The one thing that stood out in the draft was how quickly the middle-infield pool dried up and how that played out in auction dynamics later. I couldn’t get the likes of Jamey Carroll, Robert Andino, and Trevor Plouffe near the end game when I had $2-3 to spend for the spot. That’s how I ended up with Keppinger and Getz; they were the final two players available at the position once everyone had filled their spots. My one regret was paying $10 for Brent Morel when Danny Valencia went for $6 immediately afterward. I had Morel, Valencia, and Wilson Betemit flagged to fill my third base and corner slots. Morel made some changes in his process late in the season and had some intriguing results, but those accomplishments lose some shine when you look at his home run log and see the collection of roster expansion pitchers he punished.

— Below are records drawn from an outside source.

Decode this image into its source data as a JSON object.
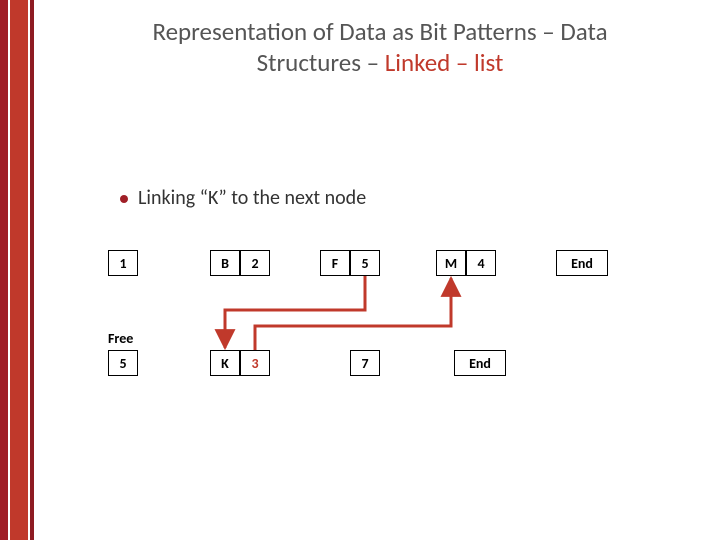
{
  "title": {
    "line1a": "Representation of Data as Bit Patterns – Data",
    "line2a": "Structures – ",
    "line2b": "Linked – list"
  },
  "bullet": "Linking “K” to the next node",
  "row1": {
    "head": "1",
    "n1": {
      "val": "B",
      "ptr": "2"
    },
    "n2": {
      "val": "F",
      "ptr": "5"
    },
    "n3": {
      "val": "M",
      "ptr": "4"
    },
    "end": "End"
  },
  "free_label": "Free",
  "row2": {
    "head": "5",
    "n1": {
      "val": "K",
      "ptr": "3"
    },
    "n2": {
      "ptr": "7"
    },
    "end": "End"
  },
  "colors": {
    "accent": "#c0392b",
    "dark": "#a01f27",
    "arrow": "#c0392b",
    "highlight_ptr": "#c0392b"
  }
}
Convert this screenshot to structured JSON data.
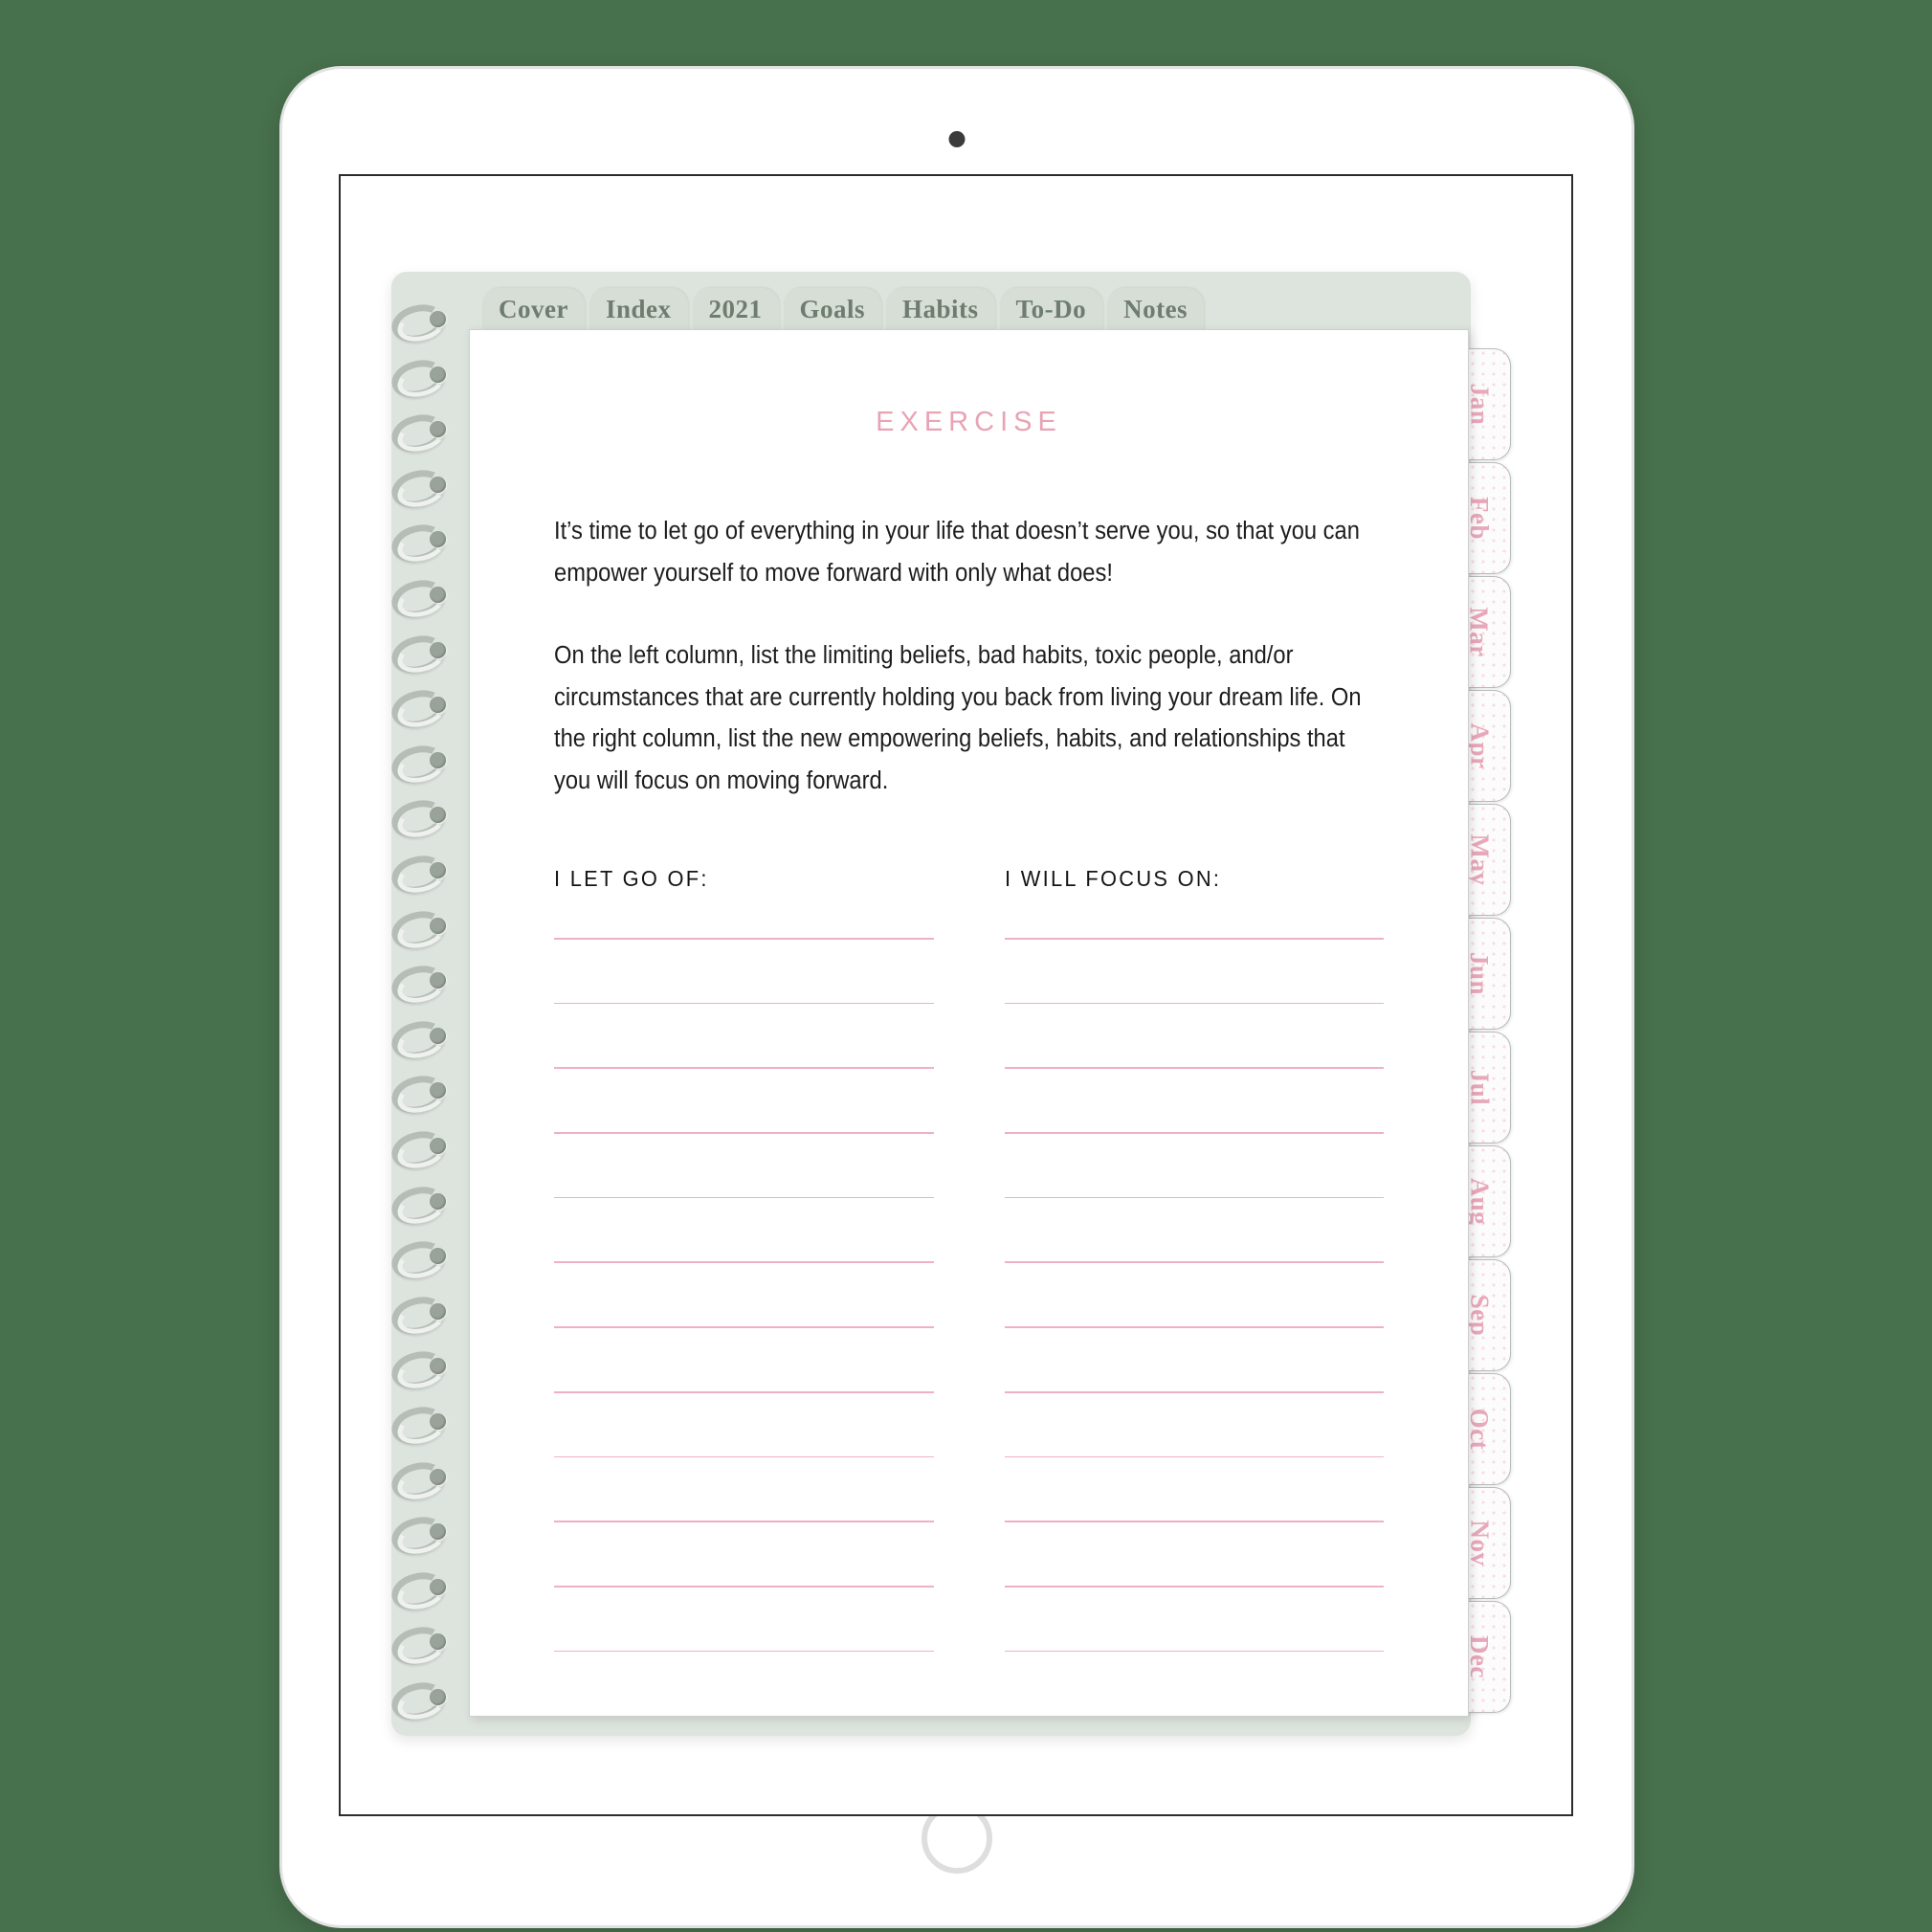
{
  "colors": {
    "background_green": "#47704c",
    "cover_sage": "#dde4dd",
    "tab_sage": "#d6ded6",
    "tab_text": "#6f7d70",
    "accent_pink": "#e8a3b5",
    "line_pink": "#f0b0c4",
    "body_text": "#1d1d1d",
    "device_white": "#ffffff"
  },
  "device": {
    "type": "tablet",
    "camera": "front-camera",
    "home_button": "home-button"
  },
  "top_tabs": [
    {
      "label": "Cover"
    },
    {
      "label": "Index"
    },
    {
      "label": "2021"
    },
    {
      "label": "Goals"
    },
    {
      "label": "Habits"
    },
    {
      "label": "To-Do"
    },
    {
      "label": "Notes"
    }
  ],
  "month_tabs": [
    {
      "label": "Jan"
    },
    {
      "label": "Feb"
    },
    {
      "label": "Mar"
    },
    {
      "label": "Apr"
    },
    {
      "label": "May"
    },
    {
      "label": "Jun"
    },
    {
      "label": "Jul"
    },
    {
      "label": "Aug"
    },
    {
      "label": "Sep"
    },
    {
      "label": "Oct"
    },
    {
      "label": "Nov"
    },
    {
      "label": "Dec"
    }
  ],
  "page": {
    "title": "EXERCISE",
    "paragraphs": [
      "It’s time to let go of everything in your life that doesn’t serve you, so that you can empower yourself to move forward with only what does!",
      "On the left column, list the limiting beliefs, bad habits, toxic people, and/or circumstances that are currently holding you back from living your dream life. On the right column, list the new empowering beliefs, habits, and relationships that you will focus on moving forward."
    ],
    "columns": [
      {
        "header": "I LET GO OF:",
        "line_count": 12
      },
      {
        "header": "I WILL FOCUS ON:",
        "line_count": 12
      }
    ]
  },
  "spiral": {
    "ring_count": 26
  }
}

My outfield filled out rather well; I liked getting Willingham’s consistent power for $14. If he can mash as he did last year in Oakland, he should have no trouble in Target Field and the friendlier parks of the AL Central. Nolan Reimold should finally get the chance for a full-time job this year, and I am banking on his skills being up to the task. Scott at $9 is a risk with him coming off of shoulder surgery, but he will also likely get five games at first base for in-season qualification there. Crisp was the best speed play at that time of the auction.
LABR is unique from other leagues in that you have to play the guys you draft. If you drafted them in the active phase, you can never reserve them for poor performance. Essentially, the player is active or he is cut unless an injury allows you to stash him away. The six players you draft in the reserves are allowed to be moved up and down to cover for those injured. In my case, I will be leaning on a bench of Casey Jannssen, Sam Fuld, Brandon Inge, Charlie Furbush, Jack Hannahan, and Tim Beckham.